Je ne suis pas en train de dire que Dieu parle le tahitien ! Mais j'aimerais souligner que la manière dont il parle au peuple d'Israël, dans le texte du Deutéronome que nous venons de lire tout à l'heure, correspond bien à la logique du reo ma'ohi. Les Israélites se trouvent au seuil d'une phase radicalement nouvelle de leur histoire. Ils vont entrer dans un pays déjà occupé par d'autres peuples bien protégés derrière leurs murailles. Ils sont à l'aube d'un changement radical dans leur style de vie, leurs habitudes.

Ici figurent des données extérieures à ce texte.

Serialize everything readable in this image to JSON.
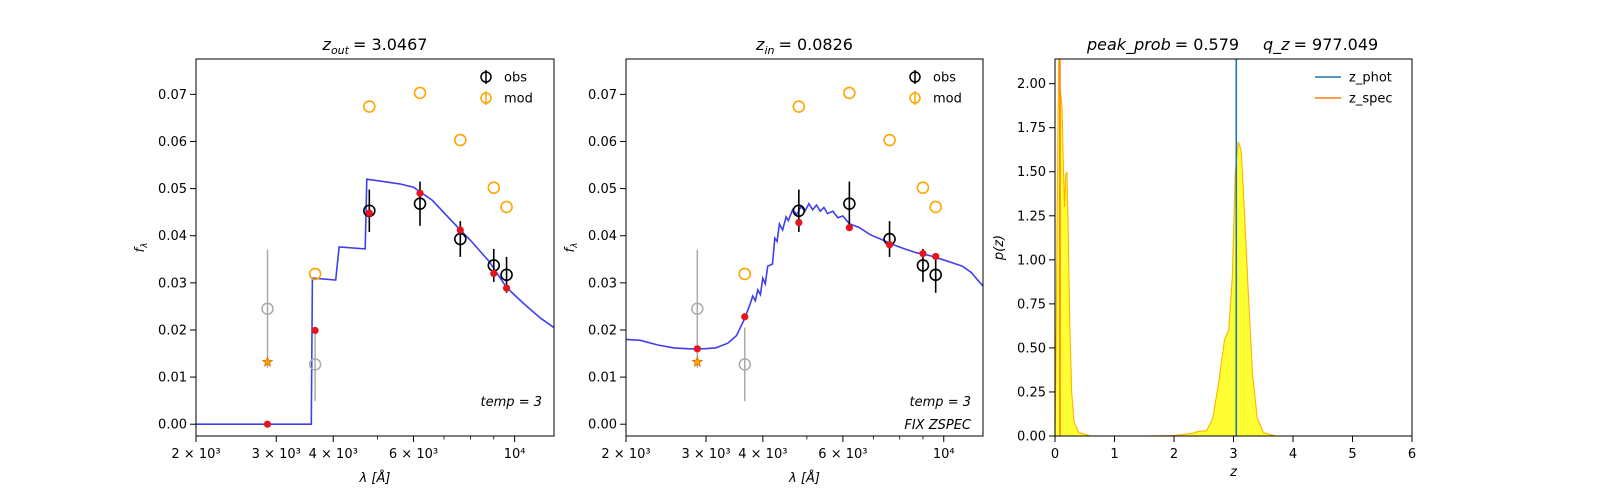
{
  "colors": {
    "obs": "#000000",
    "obs_excluded": "#aaaaaa",
    "mod": "#ffa500",
    "model_line": "#3f3ff0",
    "model_points": "#e8141c",
    "z_phot": "#1f77b4",
    "z_spec": "#ff7f0e",
    "pz_fill": "#ffff33",
    "pz_line": "#ffb300"
  },
  "chart_data": [
    {
      "type": "scatter",
      "panel": "sed_zout",
      "title_var": "z",
      "title_sub": "out",
      "title_value": "= 3.0467",
      "xlabel_base": "λ [",
      "xlabel_unit": "Å",
      "xlabel_close": "]",
      "ylabel": "f",
      "ylabel_sub": "λ",
      "xscale": "log",
      "xlim": [
        2000,
        12200
      ],
      "ylim": [
        -0.0025,
        0.0775
      ],
      "xticks_major": [
        {
          "value": 2000,
          "label": "2 × 10³"
        },
        {
          "value": 3000,
          "label": "3 × 10³"
        },
        {
          "value": 4000,
          "label": "4 × 10³"
        },
        {
          "value": 6000,
          "label": "6 × 10³"
        },
        {
          "value": 10000,
          "label": "10⁴"
        }
      ],
      "xticks_minor": [
        5000,
        7000,
        8000,
        9000
      ],
      "yticks": [
        "0.00",
        "0.01",
        "0.02",
        "0.03",
        "0.04",
        "0.05",
        "0.06",
        "0.07"
      ],
      "legend": [
        {
          "label": "obs",
          "kind": "obs"
        },
        {
          "label": "mod",
          "kind": "mod"
        }
      ],
      "annotations": [
        "temp = 3"
      ],
      "obs": [
        {
          "x": 4800,
          "y": 0.0453,
          "err": 0.0045
        },
        {
          "x": 6200,
          "y": 0.0468,
          "err": 0.0047
        },
        {
          "x": 7600,
          "y": 0.0393,
          "err": 0.0038
        },
        {
          "x": 9000,
          "y": 0.0337,
          "err": 0.0035
        },
        {
          "x": 9600,
          "y": 0.0317,
          "err": 0.0038
        }
      ],
      "obs_excluded": [
        {
          "x": 2870,
          "y": 0.0245,
          "err": 0.0125
        },
        {
          "x": 3650,
          "y": 0.0127,
          "err": 0.0078
        }
      ],
      "mod": [
        {
          "x": 2870,
          "y": 0.0132,
          "marker": "star"
        },
        {
          "x": 3650,
          "y": 0.0319
        },
        {
          "x": 4800,
          "y": 0.0674
        },
        {
          "x": 6200,
          "y": 0.0703
        },
        {
          "x": 7600,
          "y": 0.0603
        },
        {
          "x": 9000,
          "y": 0.0502
        },
        {
          "x": 9600,
          "y": 0.0461
        }
      ],
      "model_points": [
        {
          "x": 2870,
          "y": 0.0
        },
        {
          "x": 3650,
          "y": 0.0199
        },
        {
          "x": 4800,
          "y": 0.0448
        },
        {
          "x": 6200,
          "y": 0.049
        },
        {
          "x": 7600,
          "y": 0.0412
        },
        {
          "x": 9000,
          "y": 0.032
        },
        {
          "x": 9600,
          "y": 0.0289
        }
      ],
      "model_line": [
        [
          2000,
          0.0
        ],
        [
          3580,
          0.0
        ],
        [
          3600,
          0.031
        ],
        [
          4050,
          0.0306
        ],
        [
          4120,
          0.0376
        ],
        [
          4700,
          0.0372
        ],
        [
          4740,
          0.052
        ],
        [
          5600,
          0.051
        ],
        [
          6000,
          0.0503
        ],
        [
          6600,
          0.0475
        ],
        [
          7300,
          0.043
        ],
        [
          8000,
          0.039
        ],
        [
          8800,
          0.0345
        ],
        [
          9600,
          0.029
        ],
        [
          10500,
          0.0255
        ],
        [
          11400,
          0.0225
        ],
        [
          12200,
          0.0205
        ]
      ]
    },
    {
      "type": "scatter",
      "panel": "sed_zin",
      "title_var": "z",
      "title_sub": "in",
      "title_value": "= 0.0826",
      "xlabel_base": "λ [",
      "xlabel_unit": "Å",
      "xlabel_close": "]",
      "ylabel": "f",
      "ylabel_sub": "λ",
      "xscale": "log",
      "xlim": [
        2000,
        12200
      ],
      "ylim": [
        -0.0025,
        0.0775
      ],
      "xticks_major": [
        {
          "value": 2000,
          "label": "2 × 10³"
        },
        {
          "value": 3000,
          "label": "3 × 10³"
        },
        {
          "value": 4000,
          "label": "4 × 10³"
        },
        {
          "value": 6000,
          "label": "6 × 10³"
        },
        {
          "value": 10000,
          "label": "10⁴"
        }
      ],
      "xticks_minor": [
        5000,
        7000,
        8000,
        9000
      ],
      "yticks": [
        "0.00",
        "0.01",
        "0.02",
        "0.03",
        "0.04",
        "0.05",
        "0.06",
        "0.07"
      ],
      "legend": [
        {
          "label": "obs",
          "kind": "obs"
        },
        {
          "label": "mod",
          "kind": "mod"
        }
      ],
      "annotations": [
        "temp = 3",
        "FIX ZSPEC"
      ],
      "obs": [
        {
          "x": 4800,
          "y": 0.0453,
          "err": 0.0045
        },
        {
          "x": 6200,
          "y": 0.0468,
          "err": 0.0047
        },
        {
          "x": 7600,
          "y": 0.0393,
          "err": 0.0038
        },
        {
          "x": 9000,
          "y": 0.0337,
          "err": 0.0035
        },
        {
          "x": 9600,
          "y": 0.0317,
          "err": 0.0038
        }
      ],
      "obs_excluded": [
        {
          "x": 2870,
          "y": 0.0245,
          "err": 0.0125
        },
        {
          "x": 3650,
          "y": 0.0127,
          "err": 0.0078
        }
      ],
      "mod": [
        {
          "x": 2870,
          "y": 0.0132,
          "marker": "star"
        },
        {
          "x": 3650,
          "y": 0.0319
        },
        {
          "x": 4800,
          "y": 0.0674
        },
        {
          "x": 6200,
          "y": 0.0703
        },
        {
          "x": 7600,
          "y": 0.0603
        },
        {
          "x": 9000,
          "y": 0.0502
        },
        {
          "x": 9600,
          "y": 0.0461
        }
      ],
      "model_points": [
        {
          "x": 2870,
          "y": 0.016
        },
        {
          "x": 3650,
          "y": 0.0228
        },
        {
          "x": 4800,
          "y": 0.0428
        },
        {
          "x": 6200,
          "y": 0.0417
        },
        {
          "x": 7600,
          "y": 0.0381
        },
        {
          "x": 9000,
          "y": 0.0362
        },
        {
          "x": 9600,
          "y": 0.0356
        }
      ],
      "model_line": [
        [
          2000,
          0.018
        ],
        [
          2150,
          0.0178
        ],
        [
          2350,
          0.0168
        ],
        [
          2550,
          0.0162
        ],
        [
          2750,
          0.016
        ],
        [
          2950,
          0.016
        ],
        [
          3150,
          0.0162
        ],
        [
          3350,
          0.0172
        ],
        [
          3500,
          0.0188
        ],
        [
          3650,
          0.0225
        ],
        [
          3750,
          0.0255
        ],
        [
          3800,
          0.0272
        ],
        [
          3850,
          0.0262
        ],
        [
          3900,
          0.0285
        ],
        [
          3950,
          0.0275
        ],
        [
          4000,
          0.031
        ],
        [
          4050,
          0.0298
        ],
        [
          4100,
          0.0335
        ],
        [
          4200,
          0.034
        ],
        [
          4250,
          0.0395
        ],
        [
          4300,
          0.0388
        ],
        [
          4350,
          0.0425
        ],
        [
          4420,
          0.0412
        ],
        [
          4500,
          0.044
        ],
        [
          4550,
          0.0432
        ],
        [
          4650,
          0.0455
        ],
        [
          4750,
          0.0445
        ],
        [
          4850,
          0.0462
        ],
        [
          4950,
          0.0452
        ],
        [
          5050,
          0.0468
        ],
        [
          5150,
          0.0455
        ],
        [
          5250,
          0.0465
        ],
        [
          5350,
          0.0452
        ],
        [
          5450,
          0.046
        ],
        [
          5550,
          0.0447
        ],
        [
          5700,
          0.0452
        ],
        [
          5850,
          0.0438
        ],
        [
          6000,
          0.0442
        ],
        [
          6200,
          0.0425
        ],
        [
          6500,
          0.0418
        ],
        [
          6900,
          0.0402
        ],
        [
          7300,
          0.0392
        ],
        [
          7700,
          0.0382
        ],
        [
          8200,
          0.0372
        ],
        [
          8700,
          0.0364
        ],
        [
          9300,
          0.0358
        ],
        [
          9900,
          0.035
        ],
        [
          10500,
          0.0342
        ],
        [
          11000,
          0.0335
        ],
        [
          11500,
          0.0322
        ],
        [
          11900,
          0.0305
        ],
        [
          12200,
          0.0293
        ]
      ]
    },
    {
      "type": "area",
      "panel": "pz",
      "title_left_var": "peak_prob",
      "title_left_value": "= 0.579",
      "title_right_var": "q_z",
      "title_right_value": "= 977.049",
      "xlabel": "z",
      "ylabel": "p(z)",
      "xlim": [
        0,
        6
      ],
      "ylim": [
        0,
        2.14
      ],
      "xticks": [
        "0",
        "1",
        "2",
        "3",
        "4",
        "5",
        "6"
      ],
      "yticks": [
        "0.00",
        "0.25",
        "0.50",
        "0.75",
        "1.00",
        "1.25",
        "1.50",
        "1.75",
        "2.00"
      ],
      "legend": [
        {
          "label": "z_phot",
          "kind": "z_phot"
        },
        {
          "label": "z_spec",
          "kind": "z_spec"
        }
      ],
      "z_phot": 3.0467,
      "z_spec": 0.0826,
      "pz": [
        [
          0.0,
          0.0
        ],
        [
          0.02,
          0.6
        ],
        [
          0.04,
          1.4
        ],
        [
          0.06,
          2.12
        ],
        [
          0.07,
          2.14
        ],
        [
          0.08,
          1.98
        ],
        [
          0.1,
          1.93
        ],
        [
          0.12,
          1.85
        ],
        [
          0.14,
          1.55
        ],
        [
          0.16,
          1.3
        ],
        [
          0.18,
          1.48
        ],
        [
          0.2,
          1.5
        ],
        [
          0.22,
          1.2
        ],
        [
          0.25,
          0.6
        ],
        [
          0.28,
          0.25
        ],
        [
          0.32,
          0.08
        ],
        [
          0.4,
          0.02
        ],
        [
          0.6,
          0.0
        ],
        [
          1.0,
          0.0
        ],
        [
          1.5,
          0.0
        ],
        [
          2.0,
          0.003
        ],
        [
          2.3,
          0.015
        ],
        [
          2.4,
          0.025
        ],
        [
          2.55,
          0.03
        ],
        [
          2.65,
          0.1
        ],
        [
          2.75,
          0.3
        ],
        [
          2.85,
          0.55
        ],
        [
          2.92,
          0.6
        ],
        [
          2.98,
          0.9
        ],
        [
          3.03,
          1.5
        ],
        [
          3.08,
          1.67
        ],
        [
          3.13,
          1.62
        ],
        [
          3.18,
          1.3
        ],
        [
          3.25,
          0.8
        ],
        [
          3.32,
          0.35
        ],
        [
          3.4,
          0.1
        ],
        [
          3.5,
          0.02
        ],
        [
          3.7,
          0.0
        ],
        [
          5.0,
          0.0
        ]
      ]
    }
  ]
}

Un tel futur ne peut que faire naître dans leur cœur une angoisse bien légitime, voire une terreur panique. Alors Dieu les invite à se retourner et à regarder attentivement vers leur passé proche et lointain, à LE voir ! Il leur demande de faire mémoire de tout ce dont ils ont été témoins : des miracles et des prodiges que leur Seigneur a réalisés pour eux et devant eux, de se rappeler les leçons qu'ils ont pu tirer de leurs errements, de leurs régressions, de leurs révoltes. «Regardez, leur dit-il, vers la réalité, vers la vérité, vers ce passé qui vous dévoile mon amour et ma fidélité, et cessez de spéculer sur un futur brumeux; ne vous lancez pas aveuglément sur des sentiers qui ne peuvent conduire qu'à la catastrophe !»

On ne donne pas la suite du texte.